The hospital’s seen readmissions drop by about half, said Zina Kendell, the program’s manager, but the program doesn’t save enough to offset the cost of running it. Still, the hospital is looking into expanding it, said Charles Callahan, vice president for  population health. “We have a model we believe in,” Kendell said.

Meanwhile, state and federal regulators are grappling with how to set standards for community health workers’ training and certification.

More than 20 states have instituted regulations or created oversight committees, according to Sharon Moffatt, interim executive director of the Association of State and Territorial Health Officials.

But there’s no consensus on the best level of scrutiny for community health workers.

Take background checks, an idea that “comes up all the time,” said Carl Rush, who heads the Project on Community Health Worker Policy & Practice at the Institute for Health Policy at the University of Texas Health Science Center at Houston.
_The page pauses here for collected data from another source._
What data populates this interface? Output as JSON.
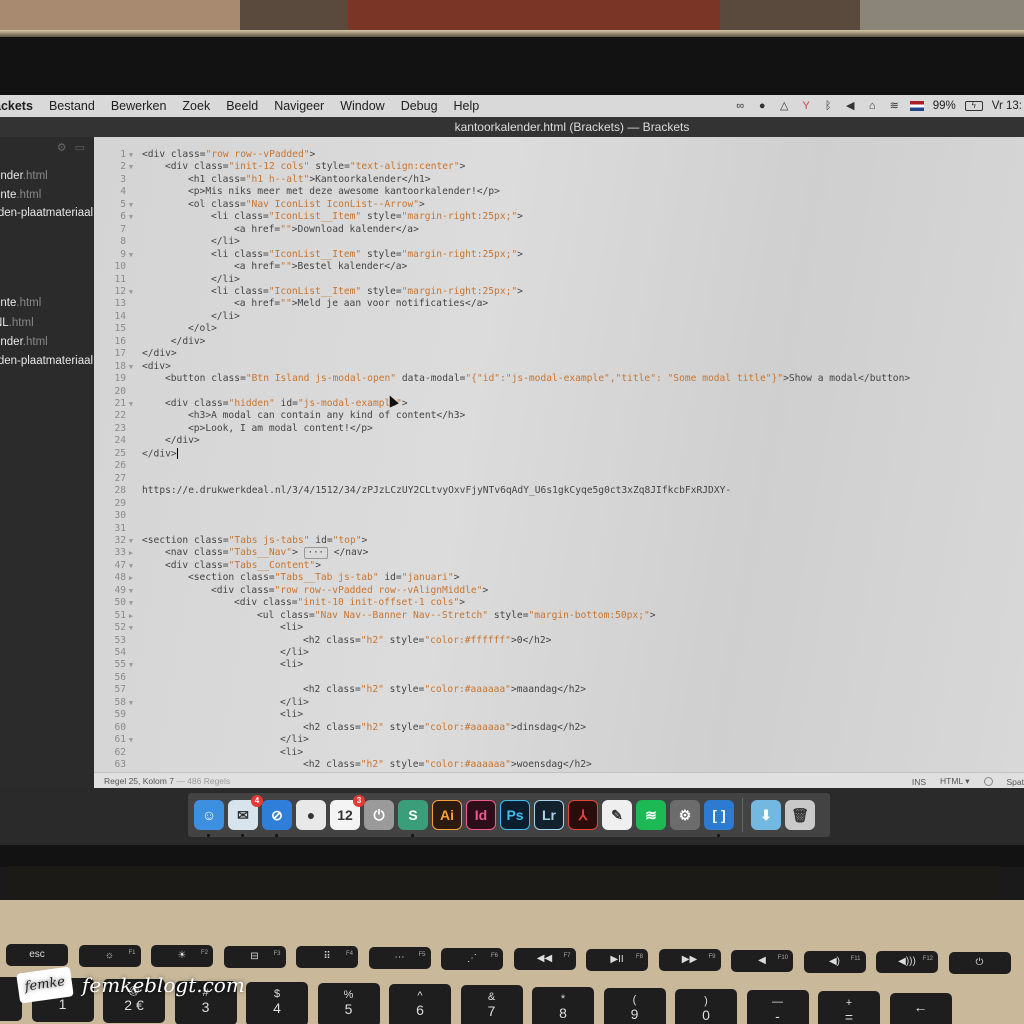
{
  "menubar": {
    "app_name": "ackets",
    "items": [
      "Bestand",
      "Bewerken",
      "Zoek",
      "Beeld",
      "Navigeer",
      "Window",
      "Debug",
      "Help"
    ],
    "status": {
      "battery": "99%",
      "clock": "Vr 13:"
    },
    "status_icons": [
      "creative-cloud-icon",
      "vpn-icon",
      "google-drive-icon",
      "antenna-icon",
      "bluetooth-icon",
      "volume-icon",
      "home-icon",
      "wifi-icon",
      "flag-nl-icon",
      "battery-icon"
    ]
  },
  "window": {
    "title": "kantoorkalender.html (Brackets) — Brackets"
  },
  "sidebar": {
    "files": [
      {
        "name": "ender",
        "ext": ".html"
      },
      {
        "name": "ente",
        "ext": ".html"
      },
      {
        "name": "rden-plaatmateriaal",
        "ext": ""
      },
      {
        "name": "ente",
        "ext": ".html"
      },
      {
        "name": "NL",
        "ext": ".html"
      },
      {
        "name": "ender",
        "ext": ".html"
      },
      {
        "name": "rden-plaatmateriaal.",
        "ext": ""
      }
    ]
  },
  "editor": {
    "lines": [
      {
        "n": "1",
        "fold": "▼",
        "indent": 0,
        "parts": [
          [
            "c",
            "<div class="
          ],
          [
            "s",
            "\"row row--vPadded\""
          ],
          [
            "c",
            ">"
          ]
        ]
      },
      {
        "n": "2",
        "fold": "▼",
        "indent": 1,
        "parts": [
          [
            "c",
            "<div class="
          ],
          [
            "s",
            "\"init-12 cols\""
          ],
          [
            "c",
            " style="
          ],
          [
            "s",
            "\"text-align:center\""
          ],
          [
            "c",
            ">"
          ]
        ]
      },
      {
        "n": "3",
        "fold": "",
        "indent": 2,
        "parts": [
          [
            "c",
            "<h1 class="
          ],
          [
            "s",
            "\"h1 h--alt\""
          ],
          [
            "c",
            ">Kantoorkalender</h1>"
          ]
        ]
      },
      {
        "n": "4",
        "fold": "",
        "indent": 2,
        "parts": [
          [
            "c",
            "<p>Mis niks meer met deze awesome kantoorkalender!</p>"
          ]
        ]
      },
      {
        "n": "5",
        "fold": "▼",
        "indent": 2,
        "parts": [
          [
            "c",
            "<ol class="
          ],
          [
            "s",
            "\"Nav IconList IconList--Arrow\""
          ],
          [
            "c",
            ">"
          ]
        ]
      },
      {
        "n": "6",
        "fold": "▼",
        "indent": 3,
        "parts": [
          [
            "c",
            "<li class="
          ],
          [
            "s",
            "\"IconList__Item\""
          ],
          [
            "c",
            " style="
          ],
          [
            "s",
            "\"margin-right:25px;\""
          ],
          [
            "c",
            ">"
          ]
        ]
      },
      {
        "n": "7",
        "fold": "",
        "indent": 4,
        "parts": [
          [
            "c",
            "<a href="
          ],
          [
            "s",
            "\"\""
          ],
          [
            "c",
            ">Download kalender</a>"
          ]
        ]
      },
      {
        "n": "8",
        "fold": "",
        "indent": 3,
        "parts": [
          [
            "c",
            "</li>"
          ]
        ]
      },
      {
        "n": "9",
        "fold": "▼",
        "indent": 3,
        "parts": [
          [
            "c",
            "<li class="
          ],
          [
            "s",
            "\"IconList__Item\""
          ],
          [
            "c",
            " style="
          ],
          [
            "s",
            "\"margin-right:25px;\""
          ],
          [
            "c",
            ">"
          ]
        ]
      },
      {
        "n": "10",
        "fold": "",
        "indent": 4,
        "parts": [
          [
            "c",
            "<a href="
          ],
          [
            "s",
            "\"\""
          ],
          [
            "c",
            ">Bestel kalender</a>"
          ]
        ]
      },
      {
        "n": "11",
        "fold": "",
        "indent": 3,
        "parts": [
          [
            "c",
            "</li>"
          ]
        ]
      },
      {
        "n": "12",
        "fold": "▼",
        "indent": 3,
        "parts": [
          [
            "c",
            "<li class="
          ],
          [
            "s",
            "\"IconList__Item\""
          ],
          [
            "c",
            " style="
          ],
          [
            "s",
            "\"margin-right:25px;\""
          ],
          [
            "c",
            ">"
          ]
        ]
      },
      {
        "n": "13",
        "fold": "",
        "indent": 4,
        "parts": [
          [
            "c",
            "<a href="
          ],
          [
            "s",
            "\"\""
          ],
          [
            "c",
            ">Meld je aan voor notificaties</a>"
          ]
        ]
      },
      {
        "n": "14",
        "fold": "",
        "indent": 3,
        "parts": [
          [
            "c",
            "</li>"
          ]
        ]
      },
      {
        "n": "15",
        "fold": "",
        "indent": 2,
        "parts": [
          [
            "c",
            "</ol>"
          ]
        ]
      },
      {
        "n": "16",
        "fold": "",
        "indent": 1,
        "parts": [
          [
            "c",
            " </div>"
          ]
        ]
      },
      {
        "n": "17",
        "fold": "",
        "indent": 0,
        "parts": [
          [
            "c",
            "</div>"
          ]
        ]
      },
      {
        "n": "18",
        "fold": "▼",
        "indent": 0,
        "parts": [
          [
            "c",
            "<div>"
          ]
        ]
      },
      {
        "n": "19",
        "fold": "",
        "indent": 1,
        "parts": [
          [
            "c",
            "<button class="
          ],
          [
            "s",
            "\"Btn Island js-modal-open\""
          ],
          [
            "c",
            " data-modal="
          ],
          [
            "s",
            "\"{\"id\":\"js-modal-example\",\"title\": \"Some modal title\"}\""
          ],
          [
            "c",
            ">Show a modal</button>"
          ]
        ]
      },
      {
        "n": "20",
        "fold": "",
        "indent": 0,
        "parts": []
      },
      {
        "n": "21",
        "fold": "▼",
        "indent": 1,
        "parts": [
          [
            "c",
            "<div class="
          ],
          [
            "s",
            "\"hidden\""
          ],
          [
            "c",
            " id="
          ],
          [
            "s",
            "\"js-modal-example\""
          ],
          [
            "c",
            ">"
          ]
        ]
      },
      {
        "n": "22",
        "fold": "",
        "indent": 2,
        "parts": [
          [
            "c",
            "<h3>A modal can contain any kind of content</h3>"
          ]
        ]
      },
      {
        "n": "23",
        "fold": "",
        "indent": 2,
        "parts": [
          [
            "c",
            "<p>Look, I am modal content!</p>"
          ]
        ]
      },
      {
        "n": "24",
        "fold": "",
        "indent": 1,
        "parts": [
          [
            "c",
            "</div>"
          ]
        ]
      },
      {
        "n": "25",
        "fold": "",
        "indent": 0,
        "parts": [
          [
            "c",
            "</div>"
          ]
        ],
        "cursor": true
      },
      {
        "n": "26",
        "fold": "",
        "indent": 0,
        "parts": []
      },
      {
        "n": "27",
        "fold": "",
        "indent": 0,
        "parts": []
      },
      {
        "n": "28",
        "fold": "",
        "indent": 0,
        "parts": [
          [
            "c",
            "https://e.drukwerkdeal.nl/3/4/1512/34/zPJzLCzUY2CLtvyOxvFjyNTv6qAdY_U6s1gkCyqe5g0ct3xZq8JIfkcbFxRJDXY-"
          ]
        ]
      },
      {
        "n": "29",
        "fold": "",
        "indent": 0,
        "parts": []
      },
      {
        "n": "30",
        "fold": "",
        "indent": 0,
        "parts": []
      },
      {
        "n": "31",
        "fold": "",
        "indent": 0,
        "parts": []
      },
      {
        "n": "32",
        "fold": "▼",
        "indent": 0,
        "parts": [
          [
            "c",
            "<section class="
          ],
          [
            "s",
            "\"Tabs js-tabs\""
          ],
          [
            "c",
            " id="
          ],
          [
            "s",
            "\"top\""
          ],
          [
            "c",
            ">"
          ]
        ]
      },
      {
        "n": "33",
        "fold": "▶",
        "indent": 1,
        "parts": [
          [
            "c",
            "<nav class="
          ],
          [
            "s",
            "\"Tabs__Nav\""
          ],
          [
            "c",
            ">"
          ]
        ],
        "collapsed": "···",
        "after": " </nav>"
      },
      {
        "n": "47",
        "fold": "▼",
        "indent": 1,
        "parts": [
          [
            "c",
            "<div class="
          ],
          [
            "s",
            "\"Tabs__Content\""
          ],
          [
            "c",
            ">"
          ]
        ]
      },
      {
        "n": "48",
        "fold": "▶",
        "indent": 2,
        "parts": [
          [
            "c",
            "<section class="
          ],
          [
            "s",
            "\"Tabs__Tab js-tab\""
          ],
          [
            "c",
            " id="
          ],
          [
            "s",
            "\"januari\""
          ],
          [
            "c",
            ">"
          ]
        ]
      },
      {
        "n": "49",
        "fold": "▼",
        "indent": 3,
        "parts": [
          [
            "c",
            "<div class="
          ],
          [
            "s",
            "\"row row--vPadded row--vAlignMiddle\""
          ],
          [
            "c",
            ">"
          ]
        ]
      },
      {
        "n": "50",
        "fold": "▼",
        "indent": 4,
        "parts": [
          [
            "c",
            "<div class="
          ],
          [
            "s",
            "\"init-10 init-offset-1 cols\""
          ],
          [
            "c",
            ">"
          ]
        ]
      },
      {
        "n": "51",
        "fold": "▶",
        "indent": 5,
        "parts": [
          [
            "c",
            "<ul class="
          ],
          [
            "s",
            "\"Nav Nav--Banner Nav--Stretch\""
          ],
          [
            "c",
            " style="
          ],
          [
            "s",
            "\"margin-bottom:50px;\""
          ],
          [
            "c",
            ">"
          ]
        ]
      },
      {
        "n": "52",
        "fold": "▼",
        "indent": 6,
        "parts": [
          [
            "c",
            "<li>"
          ]
        ]
      },
      {
        "n": "53",
        "fold": "",
        "indent": 7,
        "parts": [
          [
            "c",
            "<h2 class="
          ],
          [
            "s",
            "\"h2\""
          ],
          [
            "c",
            " style="
          ],
          [
            "s",
            "\"color:#ffffff\""
          ],
          [
            "c",
            ">0</h2>"
          ]
        ]
      },
      {
        "n": "54",
        "fold": "",
        "indent": 6,
        "parts": [
          [
            "c",
            "</li>"
          ]
        ]
      },
      {
        "n": "55",
        "fold": "▼",
        "indent": 6,
        "parts": [
          [
            "c",
            "<li>"
          ]
        ]
      },
      {
        "n": "56",
        "fold": "",
        "indent": 7,
        "parts": []
      },
      {
        "n": "57",
        "fold": "",
        "indent": 7,
        "parts": [
          [
            "c",
            "<h2 class="
          ],
          [
            "s",
            "\"h2\""
          ],
          [
            "c",
            " style="
          ],
          [
            "s",
            "\"color:#aaaaaa\""
          ],
          [
            "c",
            ">maandag</h2>"
          ]
        ]
      },
      {
        "n": "58",
        "fold": "▼",
        "indent": 6,
        "parts": [
          [
            "c",
            "</li>"
          ]
        ]
      },
      {
        "n": "59",
        "fold": "",
        "indent": 6,
        "parts": [
          [
            "c",
            "<li>"
          ]
        ]
      },
      {
        "n": "60",
        "fold": "",
        "indent": 7,
        "parts": [
          [
            "c",
            "<h2 class="
          ],
          [
            "s",
            "\"h2\""
          ],
          [
            "c",
            " style="
          ],
          [
            "s",
            "\"color:#aaaaaa\""
          ],
          [
            "c",
            ">dinsdag</h2>"
          ]
        ]
      },
      {
        "n": "61",
        "fold": "▼",
        "indent": 6,
        "parts": [
          [
            "c",
            "</li>"
          ]
        ]
      },
      {
        "n": "62",
        "fold": "",
        "indent": 6,
        "parts": [
          [
            "c",
            "<li>"
          ]
        ]
      },
      {
        "n": "63",
        "fold": "",
        "indent": 7,
        "parts": [
          [
            "c",
            "<h2 class="
          ],
          [
            "s",
            "\"h2\""
          ],
          [
            "c",
            " style="
          ],
          [
            "s",
            "\"color:#aaaaaa\""
          ],
          [
            "c",
            ">woensdag</h2>"
          ]
        ]
      },
      {
        "n": "64",
        "fold": "▼",
        "indent": 6,
        "parts": [
          [
            "c",
            "</li>"
          ]
        ]
      }
    ],
    "string_color": "#c8752f"
  },
  "statusbar": {
    "position": "Regel 25, Kolom 7",
    "line_count": "— 486 Regels",
    "mode": "INS",
    "language": "HTML ▾",
    "spaces": "Spat"
  },
  "dock": {
    "apps": [
      {
        "name": "finder",
        "label": "☺",
        "bg": "#3d8fe0",
        "running": true
      },
      {
        "name": "mail",
        "label": "✉",
        "bg": "#d7e4ee",
        "badge": "4",
        "running": true
      },
      {
        "name": "safari",
        "label": "⊘",
        "bg": "#2f7fd8",
        "running": true
      },
      {
        "name": "chrome",
        "label": "●",
        "bg": "#e8e8e8"
      },
      {
        "name": "calendar",
        "label": "12",
        "bg": "#f4f4f4",
        "badge": "3"
      },
      {
        "name": "power-app",
        "label": "⏻",
        "bg": "#9a9a9a"
      },
      {
        "name": "slack",
        "label": "S",
        "bg": "#3b9e7b",
        "running": true
      },
      {
        "name": "illustrator",
        "label": "Ai",
        "bg": "#2b1a0e"
      },
      {
        "name": "indesign",
        "label": "Id",
        "bg": "#2b0e1a"
      },
      {
        "name": "photoshop",
        "label": "Ps",
        "bg": "#0b1e2e"
      },
      {
        "name": "lightroom",
        "label": "Lr",
        "bg": "#13212c"
      },
      {
        "name": "acrobat",
        "label": "⅄",
        "bg": "#2a0d0b"
      },
      {
        "name": "textedit",
        "label": "✎",
        "bg": "#efefef"
      },
      {
        "name": "spotify",
        "label": "≋",
        "bg": "#1db954"
      },
      {
        "name": "system-preferences",
        "label": "⚙",
        "bg": "#6c6c6c"
      },
      {
        "name": "brackets",
        "label": "[ ]",
        "bg": "#2c7bd1",
        "running": true
      },
      {
        "name": "downloads-folder",
        "label": "⬇",
        "bg": "#73b8e0"
      },
      {
        "name": "trash",
        "label": "🗑",
        "bg": "#c9c9c9"
      }
    ]
  },
  "keyboard": {
    "fn_row": [
      {
        "label": "esc",
        "fn": ""
      },
      {
        "label": "☼",
        "fn": "F1"
      },
      {
        "label": "☀",
        "fn": "F2"
      },
      {
        "label": "⊟",
        "fn": "F3"
      },
      {
        "label": "⠿",
        "fn": "F4"
      },
      {
        "label": "⋯",
        "fn": "F5"
      },
      {
        "label": "⋰",
        "fn": "F6"
      },
      {
        "label": "◀◀",
        "fn": "F7"
      },
      {
        "label": "▶II",
        "fn": "F8"
      },
      {
        "label": "▶▶",
        "fn": "F9"
      },
      {
        "label": "◀",
        "fn": "F10"
      },
      {
        "label": "◀)",
        "fn": "F11"
      },
      {
        "label": "◀)))",
        "fn": "F12"
      },
      {
        "label": "⏻",
        "fn": ""
      }
    ],
    "num_row": [
      {
        "top": "±",
        "bot": "§"
      },
      {
        "top": "!",
        "bot": "1"
      },
      {
        "top": "@",
        "bot": "2 €"
      },
      {
        "top": "#",
        "bot": "3"
      },
      {
        "top": "$",
        "bot": "4"
      },
      {
        "top": "%",
        "bot": "5"
      },
      {
        "top": "^",
        "bot": "6"
      },
      {
        "top": "&",
        "bot": "7"
      },
      {
        "top": "*",
        "bot": "8"
      },
      {
        "top": "(",
        "bot": "9"
      },
      {
        "top": ")",
        "bot": "0"
      },
      {
        "top": "—",
        "bot": "-"
      },
      {
        "top": "+",
        "bot": "="
      },
      {
        "top": "",
        "bot": "←"
      }
    ]
  },
  "watermark": {
    "logo": "femke",
    "text": "femkeblogt.com"
  }
}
Though well-intentioned, that standard can be counterproductive, he said. “There is a legitimate argument to be made that people who have exposure with the corrections system or criminal justice generally are better-equipped to work with people” coming through community programs.

Institutions like Penn and Hopkins train workers before sending them into the field. But Missouri, the Hopkins community health worker, said knowing the city, its resources and residents matters most.

“A lot of people sit in their office and talk about how they’re all about community,” he said. “[But] when’s the last time you got into it and found out how your community works?”